[sheepdog] [PATCH v2 1/3] sheep: make {register, unregister}_event thread safe

Liu Yuan namei.unix at gmail.com
Tue Dec 17 08:11:30 CET 2013


On Tue, Dec 17, 2013 at 03:58:07PM +0900, Hitoshi Mitake wrote:
> At Tue, 17 Dec 2013 14:50:19 +0800,
> Liu Yuan wrote:
> > 
> > On Tue, Dec 17, 2013 at 03:42:29PM +0900, Hitoshi Mitake wrote:
> > > At Tue, 17 Dec 2013 14:31:56 +0800,
> > > Liu Yuan wrote:
> > > > 
> > > > This allow us to call even handling functions in worker thread
> > > > 
> > > > Signed-off-by: Liu Yuan <namei.unix at gmail.com>
> > > > ---
> > > 
> > > I think this change is dangerous. This permits worker threads to
> > > unregister events even if these events are processed in the main
> > > thread. Making a new work queue and delegate it to register/unregister
> > > events would be safer.
> > 
> > This scheme is not pratical for async request.
> > 
> > This is just internal API, which are supported to be called by programmers
> > and check it is correct.
> 
> The checking will cost us lots of time. The problem is a race
> condition caused by multiple threads.

Why we would face this kind of problem? we can make sure at any time, there will
be a single thread manipulate it, be it worker or main thread.

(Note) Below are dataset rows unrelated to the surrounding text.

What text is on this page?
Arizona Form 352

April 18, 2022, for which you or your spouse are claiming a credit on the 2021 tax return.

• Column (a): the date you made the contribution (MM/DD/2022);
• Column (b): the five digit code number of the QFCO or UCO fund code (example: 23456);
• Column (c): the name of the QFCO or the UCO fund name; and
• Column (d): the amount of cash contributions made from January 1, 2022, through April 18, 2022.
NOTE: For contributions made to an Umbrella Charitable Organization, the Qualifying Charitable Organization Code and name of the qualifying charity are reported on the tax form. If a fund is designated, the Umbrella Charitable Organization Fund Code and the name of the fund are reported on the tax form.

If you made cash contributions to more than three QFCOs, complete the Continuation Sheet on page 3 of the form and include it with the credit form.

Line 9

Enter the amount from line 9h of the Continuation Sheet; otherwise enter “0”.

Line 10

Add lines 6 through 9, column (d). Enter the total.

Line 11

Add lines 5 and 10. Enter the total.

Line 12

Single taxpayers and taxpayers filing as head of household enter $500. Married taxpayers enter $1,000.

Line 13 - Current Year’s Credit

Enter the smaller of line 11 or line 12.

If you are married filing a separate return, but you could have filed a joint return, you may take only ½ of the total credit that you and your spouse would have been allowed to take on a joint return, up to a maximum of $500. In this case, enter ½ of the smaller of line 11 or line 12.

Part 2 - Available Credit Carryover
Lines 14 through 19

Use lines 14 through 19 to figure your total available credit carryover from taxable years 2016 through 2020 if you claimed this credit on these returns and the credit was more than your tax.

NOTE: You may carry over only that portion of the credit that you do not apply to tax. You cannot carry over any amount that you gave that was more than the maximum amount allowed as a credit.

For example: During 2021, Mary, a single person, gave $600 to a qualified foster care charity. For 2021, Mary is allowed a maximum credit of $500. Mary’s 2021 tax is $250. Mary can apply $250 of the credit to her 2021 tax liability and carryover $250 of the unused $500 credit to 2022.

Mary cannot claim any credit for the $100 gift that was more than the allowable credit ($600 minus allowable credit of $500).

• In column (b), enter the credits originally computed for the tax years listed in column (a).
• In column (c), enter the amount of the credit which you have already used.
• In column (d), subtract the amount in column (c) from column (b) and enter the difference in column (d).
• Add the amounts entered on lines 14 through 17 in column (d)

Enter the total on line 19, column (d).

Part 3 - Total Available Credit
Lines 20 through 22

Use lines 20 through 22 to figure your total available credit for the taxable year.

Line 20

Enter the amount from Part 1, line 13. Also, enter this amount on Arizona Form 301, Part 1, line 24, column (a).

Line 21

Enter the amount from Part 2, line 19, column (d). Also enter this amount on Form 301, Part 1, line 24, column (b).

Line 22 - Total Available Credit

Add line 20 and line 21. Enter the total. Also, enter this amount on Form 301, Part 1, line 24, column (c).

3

I think we are talking about different issues, you are supposed that events
handling will be generically thread-safe for multiple threads. But this wouldn't
happen I think. Instead, assumption 'one event will be only be manipulated by
single entity (thus no multiple threads case)' will hold true in the long run.

>
> From the perspective of
> maintenance and debugging, I cannot agree with this patch. Adding a
> new workqueue for register/unregister in the main loop will save lots
> of our time in the future.

I think this approach will not work for async request handling, e.g,

+       uatomic_inc(&iocb->count);
+       req->iocb = iocb;
+       register_event(req->local_req_efd, local_req_async_handler, req);
+       submit_local_request(req);

I have to register the event before sumit_local_request().

If I don't and put registeration in a delegated thread, suppose that is called
after request is already handled. So I'll miss the notification that the request
is done and local_req_async_handler will never be called.

How do we handle above problem if we use your approach?

If we take performance into account, we can't do it in your approch either.
Suppose we will issue 1000 requests in a async mode, we can't affort to be trapped
to main thread to register event for every request.